With the NBA's 2011-12 season in limbo, the HQ ponders if the time isn't right to give the Toronto Raptors a major facelift...
The Toronto Raptors are not the Los Angeles Lakers.
They're not the Sacramento Kings either, but if you were to ask the average US basketball fan, I'd guess that they'd put the Dinos in a closer realm to the Maloofs' men in purple, then Dr. Buss' Lake Show.
Why is that exactly.
Is it due to a lack of team on-court success over the past 16 years?
Does it come down to where the Raps are located, ie their geographic location?
How about the team identity and history? While the Toronto Blue Jays have experienced a rebirth of sorts merchandise-wise, their baseball caps becoming somewhat of a pop culture mainstay, you can't exactly say the same thing about the Dinos.
Or is it a combination of the above, bits and pieces resulting in a team that while highly valued by the likes of Forbes, and sporting a fairly solid attendance record over its history, barely registers on the average NBA fan's radar?
Over the next little while, I'd like to explore all of these different possibilities, with an end goal of answering two specific questions:
1) Should the Toronto Raptors indeed rebrand?
2) What would be the cost associated with such a move, both monetary, and in terms of "goodwill?"
Let's start with the first question.
In a recent poll conducted on the HQ, we asked this question and the results were nearly split down the middle. Of the 600+ responses we had to our Sunday poll, nearly 57 per cent of respondents indicated that indeed, the team should rebrand, either right now during the lock-out (most chose this option of the two) or at some other time.
However a huge chunk of readers voted that the Dino was here to stay, and were happy that was the case.
Therefore if you were a senior exec at MLSE and went solely off of these results, you'd probably be dismissing the rebranding idea as quickly as a Milt Palacio turnover.
But that doesn't mean there aren't indeed legitimate reasons for making a change.
For starters, the Toronto Raptors' logo has never been one that's been considered a stroke of genius by any stretch of the imagination. In fact it commonly shows up on various "worst NBA logos" lists. The team's made numerous changes to it over the years, but the Dinosaur itself hardly has the same ring to it as Bulls or Warriors.

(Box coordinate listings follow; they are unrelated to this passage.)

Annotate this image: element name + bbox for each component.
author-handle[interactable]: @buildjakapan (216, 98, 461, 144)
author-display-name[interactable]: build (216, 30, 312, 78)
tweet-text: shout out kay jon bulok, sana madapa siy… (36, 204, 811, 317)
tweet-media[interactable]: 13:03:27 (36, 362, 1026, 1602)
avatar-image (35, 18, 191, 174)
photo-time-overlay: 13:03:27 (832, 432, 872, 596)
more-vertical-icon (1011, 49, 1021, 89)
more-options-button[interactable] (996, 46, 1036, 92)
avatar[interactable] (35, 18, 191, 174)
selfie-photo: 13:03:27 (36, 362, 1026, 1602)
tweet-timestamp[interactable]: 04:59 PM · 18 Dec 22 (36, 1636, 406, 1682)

Could another change be made to remove the dinosaur completely from the equation?
On top of this, the logo's popularity hasn't reflected well in terms of merchandise sales.
The Raptor didn't place in the top 10 regarding jersey sales last season according to NBA.com, and hasn't in quite some time.
For a team that may be facing attendance issues whenever the next NBA season kicks off, a boost in revenue from other areas would probably be desirable.
To me though most importantly, we're talking about a club that has made the playoffs only five times in its history, and has never made it past the second round of the dance. It's the stigma of losing that's associated with the Raptor that needs to go, and sometimes if you can't make that change on the court (a 2011-12 season could be another extremely rough one for Dinos' fans), you do it off while you wait for the on-court stuff to kick in.
The Oklahoma City Thunder are a great example of this.
The team fell on hard times performance wise during the final years of its tenure in Seattle, but soon found success after moving to Oklahoma City.
Obviously Kevin Durant and the management team there had a lot to do with this early success, but if you recall, the team's favourable rebranding efforts also helped the cause. Lately the team has looked to make another set of changes, even incorporating some of the Seattle Sonics' old attributes.
Other rebranding efforts like those of the Washington Wizards, who changed their name from the Washington Bullets prior to the 1997-98 season, have been met with mixed reviews however, so a name or image change is no slam dunk.
Therefore let's hear your thoughts.
Before we delve into the financial reasons for making such a change, and the various risks inherently associated with rebranding, I'm curious to hear from our readers, what they view to be some of the major challenges that accompany an undertaking like this.
At face value, certain legal restrictions (apparently it takes over a year to file a name change request with the league) pose potential hurdles, and the more layers we peel away, the more we'll see that this is no easy feat; a re-branding effort takes 100 per cent commitment from top to bottom, management-wise.
With the Raptors up for sale, how realistic then is such a move?